Dia menjelaskan, Raperda Pemberian Insentif dan Penyelenggaraan Penanaman Modal substansinya untuk menciptakan iklim usaha dan iklim investasi yang kondusif di wilayah Banyuwangi. Sehingga investor tidak akan canggung untuk melakukan investasi di Banyuwangi. Nantinya, akan banyak fasilitas yang diberikan Pemda sebagai penyelenggara penanaman modal untuk menarik sebanyak mungkin investor ke Banyuwangi. 


“Insentifnya banyak varian termasuk paket pengurangan bahkan sampai penghapusan  pajak maupun retribusi. Kemudian support infrastruktur utamanya yang menyerap tenaga kerja lokal. Intinya kita pro investasi pro iklim usaha.

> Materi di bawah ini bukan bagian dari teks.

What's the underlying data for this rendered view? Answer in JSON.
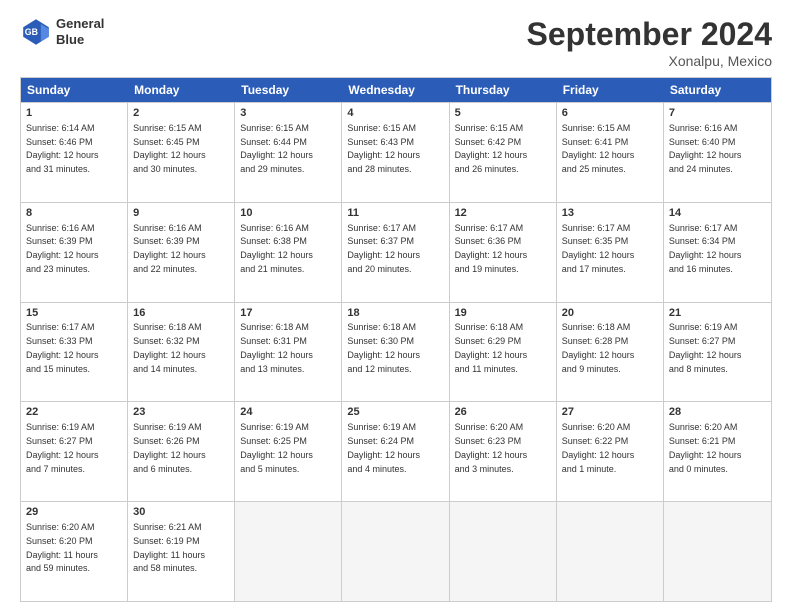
{
  "header": {
    "logo_line1": "General",
    "logo_line2": "Blue",
    "title": "September 2024",
    "subtitle": "Xonalpu, Mexico"
  },
  "days": [
    "Sunday",
    "Monday",
    "Tuesday",
    "Wednesday",
    "Thursday",
    "Friday",
    "Saturday"
  ],
  "weeks": [
    [
      {
        "num": "1",
        "rise": "6:14 AM",
        "set": "6:46 PM",
        "hours": "12 hours and 31 minutes."
      },
      {
        "num": "2",
        "rise": "6:15 AM",
        "set": "6:45 PM",
        "hours": "12 hours and 30 minutes."
      },
      {
        "num": "3",
        "rise": "6:15 AM",
        "set": "6:44 PM",
        "hours": "12 hours and 29 minutes."
      },
      {
        "num": "4",
        "rise": "6:15 AM",
        "set": "6:43 PM",
        "hours": "12 hours and 28 minutes."
      },
      {
        "num": "5",
        "rise": "6:15 AM",
        "set": "6:42 PM",
        "hours": "12 hours and 26 minutes."
      },
      {
        "num": "6",
        "rise": "6:15 AM",
        "set": "6:41 PM",
        "hours": "12 hours and 25 minutes."
      },
      {
        "num": "7",
        "rise": "6:16 AM",
        "set": "6:40 PM",
        "hours": "12 hours and 24 minutes."
      }
    ],
    [
      {
        "num": "8",
        "rise": "6:16 AM",
        "set": "6:39 PM",
        "hours": "12 hours and 23 minutes."
      },
      {
        "num": "9",
        "rise": "6:16 AM",
        "set": "6:39 PM",
        "hours": "12 hours and 22 minutes."
      },
      {
        "num": "10",
        "rise": "6:16 AM",
        "set": "6:38 PM",
        "hours": "12 hours and 21 minutes."
      },
      {
        "num": "11",
        "rise": "6:17 AM",
        "set": "6:37 PM",
        "hours": "12 hours and 20 minutes."
      },
      {
        "num": "12",
        "rise": "6:17 AM",
        "set": "6:36 PM",
        "hours": "12 hours and 19 minutes."
      },
      {
        "num": "13",
        "rise": "6:17 AM",
        "set": "6:35 PM",
        "hours": "12 hours and 17 minutes."
      },
      {
        "num": "14",
        "rise": "6:17 AM",
        "set": "6:34 PM",
        "hours": "12 hours and 16 minutes."
      }
    ],
    [
      {
        "num": "15",
        "rise": "6:17 AM",
        "set": "6:33 PM",
        "hours": "12 hours and 15 minutes."
      },
      {
        "num": "16",
        "rise": "6:18 AM",
        "set": "6:32 PM",
        "hours": "12 hours and 14 minutes."
      },
      {
        "num": "17",
        "rise": "6:18 AM",
        "set": "6:31 PM",
        "hours": "12 hours and 13 minutes."
      },
      {
        "num": "18",
        "rise": "6:18 AM",
        "set": "6:30 PM",
        "hours": "12 hours and 12 minutes."
      },
      {
        "num": "19",
        "rise": "6:18 AM",
        "set": "6:29 PM",
        "hours": "12 hours and 11 minutes."
      },
      {
        "num": "20",
        "rise": "6:18 AM",
        "set": "6:28 PM",
        "hours": "12 hours and 9 minutes."
      },
      {
        "num": "21",
        "rise": "6:19 AM",
        "set": "6:27 PM",
        "hours": "12 hours and 8 minutes."
      }
    ],
    [
      {
        "num": "22",
        "rise": "6:19 AM",
        "set": "6:27 PM",
        "hours": "12 hours and 7 minutes."
      },
      {
        "num": "23",
        "rise": "6:19 AM",
        "set": "6:26 PM",
        "hours": "12 hours and 6 minutes."
      },
      {
        "num": "24",
        "rise": "6:19 AM",
        "set": "6:25 PM",
        "hours": "12 hours and 5 minutes."
      },
      {
        "num": "25",
        "rise": "6:19 AM",
        "set": "6:24 PM",
        "hours": "12 hours and 4 minutes."
      },
      {
        "num": "26",
        "rise": "6:20 AM",
        "set": "6:23 PM",
        "hours": "12 hours and 3 minutes."
      },
      {
        "num": "27",
        "rise": "6:20 AM",
        "set": "6:22 PM",
        "hours": "12 hours and 1 minute."
      },
      {
        "num": "28",
        "rise": "6:20 AM",
        "set": "6:21 PM",
        "hours": "12 hours and 0 minutes."
      }
    ],
    [
      {
        "num": "29",
        "rise": "6:20 AM",
        "set": "6:20 PM",
        "hours": "11 hours and 59 minutes."
      },
      {
        "num": "30",
        "rise": "6:21 AM",
        "set": "6:19 PM",
        "hours": "11 hours and 58 minutes."
      },
      null,
      null,
      null,
      null,
      null
    ]
  ]
}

Sehingga berdampak kepada pningkatan perekonomian baik pendapatan perkapita masyarakat Banyuwangi maupun PDRB Kabupaten Banyuwangi,” tegasnya.

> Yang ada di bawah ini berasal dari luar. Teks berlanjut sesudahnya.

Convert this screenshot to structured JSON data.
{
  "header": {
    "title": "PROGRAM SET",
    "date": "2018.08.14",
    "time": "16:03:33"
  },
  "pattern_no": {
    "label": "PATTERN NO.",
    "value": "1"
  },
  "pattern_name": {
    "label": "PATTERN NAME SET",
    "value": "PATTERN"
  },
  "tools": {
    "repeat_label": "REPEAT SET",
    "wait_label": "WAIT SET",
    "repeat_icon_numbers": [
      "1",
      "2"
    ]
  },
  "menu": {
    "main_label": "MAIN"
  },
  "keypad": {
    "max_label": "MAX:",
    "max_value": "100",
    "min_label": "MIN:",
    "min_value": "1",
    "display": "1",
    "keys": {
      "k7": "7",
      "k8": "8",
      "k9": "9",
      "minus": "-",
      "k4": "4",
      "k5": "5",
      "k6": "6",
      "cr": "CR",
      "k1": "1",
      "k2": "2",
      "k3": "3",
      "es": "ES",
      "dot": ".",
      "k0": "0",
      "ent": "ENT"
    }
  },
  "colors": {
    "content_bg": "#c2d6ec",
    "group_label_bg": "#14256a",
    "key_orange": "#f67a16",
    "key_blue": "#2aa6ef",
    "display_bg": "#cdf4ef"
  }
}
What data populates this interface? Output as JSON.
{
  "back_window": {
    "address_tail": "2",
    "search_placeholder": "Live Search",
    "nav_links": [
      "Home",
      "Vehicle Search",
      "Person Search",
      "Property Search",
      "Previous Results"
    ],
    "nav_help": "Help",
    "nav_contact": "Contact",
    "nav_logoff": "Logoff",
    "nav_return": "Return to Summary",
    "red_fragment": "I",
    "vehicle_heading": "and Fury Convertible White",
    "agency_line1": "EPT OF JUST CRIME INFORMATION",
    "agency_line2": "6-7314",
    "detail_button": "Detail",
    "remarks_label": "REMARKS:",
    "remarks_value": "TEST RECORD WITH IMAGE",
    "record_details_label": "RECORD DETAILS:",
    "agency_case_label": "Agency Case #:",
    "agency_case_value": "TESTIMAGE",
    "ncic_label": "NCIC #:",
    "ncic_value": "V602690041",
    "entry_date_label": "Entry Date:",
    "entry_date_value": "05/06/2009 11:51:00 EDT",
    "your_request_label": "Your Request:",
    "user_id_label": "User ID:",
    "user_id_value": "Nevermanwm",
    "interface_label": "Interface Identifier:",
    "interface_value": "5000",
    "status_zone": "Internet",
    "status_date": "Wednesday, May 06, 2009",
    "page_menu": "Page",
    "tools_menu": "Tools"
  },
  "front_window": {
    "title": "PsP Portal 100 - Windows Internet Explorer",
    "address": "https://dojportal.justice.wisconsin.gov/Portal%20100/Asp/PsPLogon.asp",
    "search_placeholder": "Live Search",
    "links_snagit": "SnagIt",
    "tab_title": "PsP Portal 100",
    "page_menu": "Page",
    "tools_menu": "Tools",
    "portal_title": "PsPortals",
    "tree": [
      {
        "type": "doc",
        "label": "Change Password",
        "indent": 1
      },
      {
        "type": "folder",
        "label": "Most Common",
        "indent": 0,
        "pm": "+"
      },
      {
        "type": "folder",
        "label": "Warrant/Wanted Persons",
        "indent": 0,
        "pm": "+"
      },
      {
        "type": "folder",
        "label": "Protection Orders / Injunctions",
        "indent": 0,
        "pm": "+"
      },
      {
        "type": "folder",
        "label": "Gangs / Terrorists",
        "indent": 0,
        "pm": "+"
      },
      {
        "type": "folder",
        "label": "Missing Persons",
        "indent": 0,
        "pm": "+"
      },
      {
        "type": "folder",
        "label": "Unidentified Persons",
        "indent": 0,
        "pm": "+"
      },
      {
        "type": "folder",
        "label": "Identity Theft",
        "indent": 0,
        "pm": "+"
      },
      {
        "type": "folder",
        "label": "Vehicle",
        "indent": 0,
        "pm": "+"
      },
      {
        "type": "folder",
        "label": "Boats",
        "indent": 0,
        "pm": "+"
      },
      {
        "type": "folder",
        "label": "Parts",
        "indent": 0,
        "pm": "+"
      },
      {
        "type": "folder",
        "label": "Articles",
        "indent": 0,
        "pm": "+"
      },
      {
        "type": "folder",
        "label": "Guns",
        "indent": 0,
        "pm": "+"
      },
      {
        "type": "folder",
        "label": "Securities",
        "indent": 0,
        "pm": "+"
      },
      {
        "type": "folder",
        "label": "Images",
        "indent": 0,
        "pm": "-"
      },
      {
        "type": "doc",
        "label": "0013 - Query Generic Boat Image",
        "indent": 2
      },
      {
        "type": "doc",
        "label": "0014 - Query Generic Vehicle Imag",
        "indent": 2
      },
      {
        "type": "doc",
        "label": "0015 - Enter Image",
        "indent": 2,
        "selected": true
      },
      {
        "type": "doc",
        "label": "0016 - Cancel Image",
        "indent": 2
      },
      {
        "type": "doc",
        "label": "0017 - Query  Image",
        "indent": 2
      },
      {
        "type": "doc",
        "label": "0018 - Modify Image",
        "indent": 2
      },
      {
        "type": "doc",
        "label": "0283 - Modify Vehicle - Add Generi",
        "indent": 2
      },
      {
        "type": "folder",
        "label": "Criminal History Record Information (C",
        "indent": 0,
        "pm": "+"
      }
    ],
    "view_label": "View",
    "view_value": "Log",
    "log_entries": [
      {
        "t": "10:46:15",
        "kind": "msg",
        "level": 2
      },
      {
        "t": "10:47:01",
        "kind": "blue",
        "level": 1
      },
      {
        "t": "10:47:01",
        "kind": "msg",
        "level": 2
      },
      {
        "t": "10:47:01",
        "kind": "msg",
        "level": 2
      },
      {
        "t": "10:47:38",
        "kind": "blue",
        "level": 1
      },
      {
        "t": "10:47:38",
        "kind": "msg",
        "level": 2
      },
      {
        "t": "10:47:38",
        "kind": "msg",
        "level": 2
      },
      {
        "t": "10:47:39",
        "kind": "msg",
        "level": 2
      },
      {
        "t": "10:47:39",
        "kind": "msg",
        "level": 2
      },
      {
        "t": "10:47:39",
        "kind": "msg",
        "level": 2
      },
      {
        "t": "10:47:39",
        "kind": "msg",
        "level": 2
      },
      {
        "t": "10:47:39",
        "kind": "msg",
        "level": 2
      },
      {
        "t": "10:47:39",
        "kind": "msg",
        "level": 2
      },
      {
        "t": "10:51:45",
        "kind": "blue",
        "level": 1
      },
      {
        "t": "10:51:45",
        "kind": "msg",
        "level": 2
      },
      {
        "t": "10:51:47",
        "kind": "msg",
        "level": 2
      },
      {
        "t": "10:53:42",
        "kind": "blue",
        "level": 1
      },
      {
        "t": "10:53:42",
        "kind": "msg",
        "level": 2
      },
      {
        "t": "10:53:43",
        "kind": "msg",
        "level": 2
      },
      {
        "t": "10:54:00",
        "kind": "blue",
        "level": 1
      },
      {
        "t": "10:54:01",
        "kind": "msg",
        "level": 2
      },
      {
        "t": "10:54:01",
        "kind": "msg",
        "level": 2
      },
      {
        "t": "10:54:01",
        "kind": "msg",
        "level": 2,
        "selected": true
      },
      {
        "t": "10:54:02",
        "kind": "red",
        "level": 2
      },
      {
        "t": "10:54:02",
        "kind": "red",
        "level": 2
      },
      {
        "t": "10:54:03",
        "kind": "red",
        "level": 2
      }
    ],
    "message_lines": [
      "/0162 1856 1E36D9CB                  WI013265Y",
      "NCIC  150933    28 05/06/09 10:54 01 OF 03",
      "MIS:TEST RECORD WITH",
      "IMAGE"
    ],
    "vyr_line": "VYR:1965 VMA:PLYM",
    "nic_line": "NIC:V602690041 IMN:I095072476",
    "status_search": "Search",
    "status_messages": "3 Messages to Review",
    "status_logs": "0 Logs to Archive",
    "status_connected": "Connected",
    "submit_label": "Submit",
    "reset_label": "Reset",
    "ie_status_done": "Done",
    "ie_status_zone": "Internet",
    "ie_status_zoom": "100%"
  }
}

Sedangkan Raperda Penanggulangan Kemiskinan, menurut Politisi Golkar ini, bertujuan untuk lebih memperkuat dan mempercepat penanggulangan kemiskinan. Sehingga angka kemiskinan bisa mengalami penurunan dengan signifikan. Karena menurutnya, kesejahteraan sosial merupakan urusan wajib yang harus diselesaikan pemerintah.  


Dia menambahkan, komitmen pemerintah terhadap kemiskinan sudah luar biasa. Sudah banyak kebijakan pemerintah tentang permodalan, terkait pemberdayaan dan pelatihan-pelatihan. Raperda tentang penanggulanan kemiskinan ini akan mendorong dan memperkuat kebijakan pemerintah yang sudah ada. 


“Banyuwangi sebagai bagian wilayah terintegrasi dari NKRI harus gayung bersambut dengan merujuk pada ketentuan diatasnya. Baik Permendagri Undang-undang tentang Penanganan Kemiskinan dan juga Perpres tentang Percepatan penanggulangan kemiskinan,” pungkasnya.